Woman says she ran for miles to flee deadly music festival attack in Israel
More than 260 bodies have been recovered at the site of the music festival.
Noam Manket was among a crowd of thousands of people enjoying a music festival in southern Israel Saturday when rockets began firing overhead.
Manket said she watched as fellow concertgoers fled for their vehicles, hoping to drive away to safety, only to be met with gunfire from Hamas, the militant group that Israeli authorities said launched an unprecedented attack on their country Saturday.
"All the people who got away fast were shot in their car," Manket told ABC News.

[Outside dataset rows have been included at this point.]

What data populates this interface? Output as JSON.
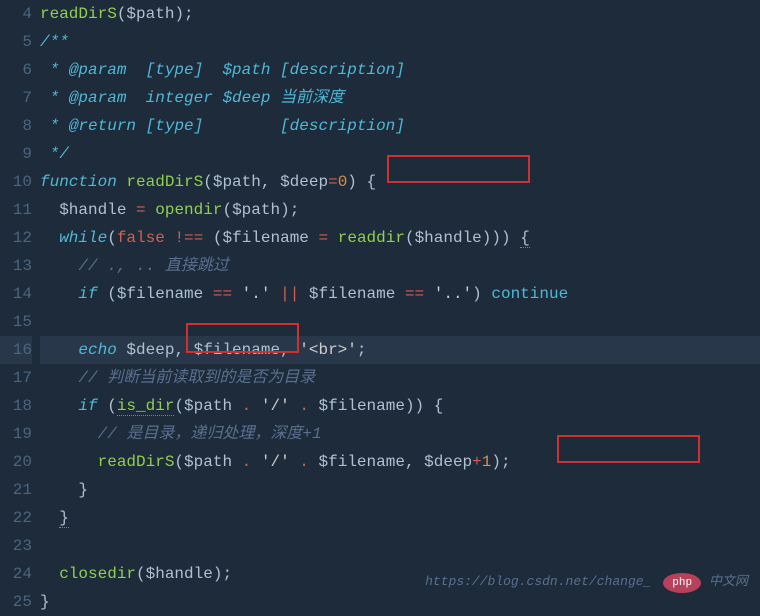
{
  "gutter": [
    "4",
    "5",
    "6",
    "7",
    "8",
    "9",
    "10",
    "11",
    "12",
    "13",
    "14",
    "15",
    "16",
    "17",
    "18",
    "19",
    "20",
    "21",
    "22",
    "23",
    "24",
    "25"
  ],
  "tokens": {
    "l4": {
      "fn": "readDirS",
      "var": "$path"
    },
    "l5": {
      "open": "/**"
    },
    "l6": {
      "star": " * ",
      "tag": "@param",
      "type": "  [type]  ",
      "var": "$path",
      "desc": " [description]"
    },
    "l7": {
      "star": " * ",
      "tag": "@param",
      "type": "  integer ",
      "var": "$deep",
      "desc": " 当前深度"
    },
    "l8": {
      "star": " * ",
      "tag": "@return",
      "type": " [type]",
      "desc": "        [description]"
    },
    "l9": {
      "close": " */"
    },
    "l10": {
      "fn_kw": "function",
      "fn": "readDirS",
      "p1": "$path",
      "p2": "$deep",
      "op": "=",
      "num": "0"
    },
    "l11": {
      "v1": "$handle",
      "op": "=",
      "fn": "opendir",
      "v2": "$path"
    },
    "l12": {
      "while": "while",
      "false": "false",
      "neq": "!==",
      "v1": "$filename",
      "eq": "=",
      "fn": "readdir",
      "v2": "$handle"
    },
    "l13": {
      "comment": "// ., .. 直接跳过"
    },
    "l14": {
      "if": "if",
      "v1": "$filename",
      "eq1": "==",
      "s1": "'.'",
      "or": "||",
      "v2": "$filename",
      "eq2": "==",
      "s2": "'..'",
      "cont": "continue"
    },
    "l16": {
      "echo": "echo",
      "v1": "$deep",
      "v2": "$filename",
      "s": "'<br>'"
    },
    "l17": {
      "comment": "// 判断当前读取到的是否为目录"
    },
    "l18": {
      "if": "if",
      "fn": "is_dir",
      "v1": "$path",
      "cat": ".",
      "s": "'/'",
      "cat2": ".",
      "v2": "$filename"
    },
    "l19": {
      "comment": "// 是目录，递归处理，深度+1"
    },
    "l20": {
      "fn": "readDirS",
      "v1": "$path",
      "cat": ".",
      "s": "'/'",
      "cat2": ".",
      "v2": "$filename",
      "v3": "$deep",
      "plus": "+",
      "num": "1"
    },
    "l24": {
      "fn": "closedir",
      "v": "$handle"
    }
  },
  "watermark": {
    "url": "https://blog.csdn.net/change_",
    "badge": "php",
    "cn": "中文网"
  }
}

Manket said she made it out of the festival alive by running through an open field. She said she ran for miles with no food or water and while holding the hand of one of her friends with whom she had attended the concert.
"You just keep running because you realize that if you don't keep running, then you don't go back home," Manket said, adding that rockets were blasting overhead as she and her friend escaped.
More than 24 hours since the attack, Manket said she has not heard whether or not some of her close friends also attending the festival survived.
Tom Mayer, who attended the festival with his girlfriend, recalled hearing the chaos and gunfire from the attack as they tried to escape.
"Bullets are over your head. You hear the shots. You get down and keep running," Mayer told ABC News' Ian Pannell in Israel.
Israeli authorities said more than 260 bodies have been recovered at the site of the music festival, with many more people still missing.
Among those waiting to hear their loved ones' fates are parents like Jon Polin, whose son Hersh has not been heard from since Saturday.
"He sent two brief WhatsApp messages to my wife and me," Polin said. "The first message said, 'I love you.' The second message said, 'I'm sorry.' Since then, we've heard nothing from him."
Another father, Ophir Dor, is still waiting to hear from his son, 25-year-old Idan.
"It is now 1 a.m., and we are all here. No one can sleep," Ophir Dor said. "We have no information about Idan. Nothing."
Idan Dor's brother, Amit Dor, said the family heard from Idan in the immediate aftermath of the festival attack, when he called his sister to say he was in danger.
"He screamed, 'I'm running. I'm running for my life. Everyone is shooting everywhere, in every direction,'" Amit Dor said, adding that the family has not heard from his brother since.
Israeli officials said that across the country, at least 100 civilians and soldiers have been taken hostage after Hamas fired thousands of rockets over the weekend and an estimated 1,000 fighters crossed into Israel from the neighboring Gaza Strip.
The Israel Defense Forces has since declared "a state of alert for war" and launched retaliatory airstrikes on Gaza, a 140-square-mile territory where 2 million Palestinians have lived under a blockade imposed by neighboring Israel and Egypt since Hamas seized power in 2007.
Authorities said at least 560 people have died and another 2,900 have been injured in Gaza since Saturday. Unlike Israel, the Gaza Strip has no air raid sirens or bomb shelters.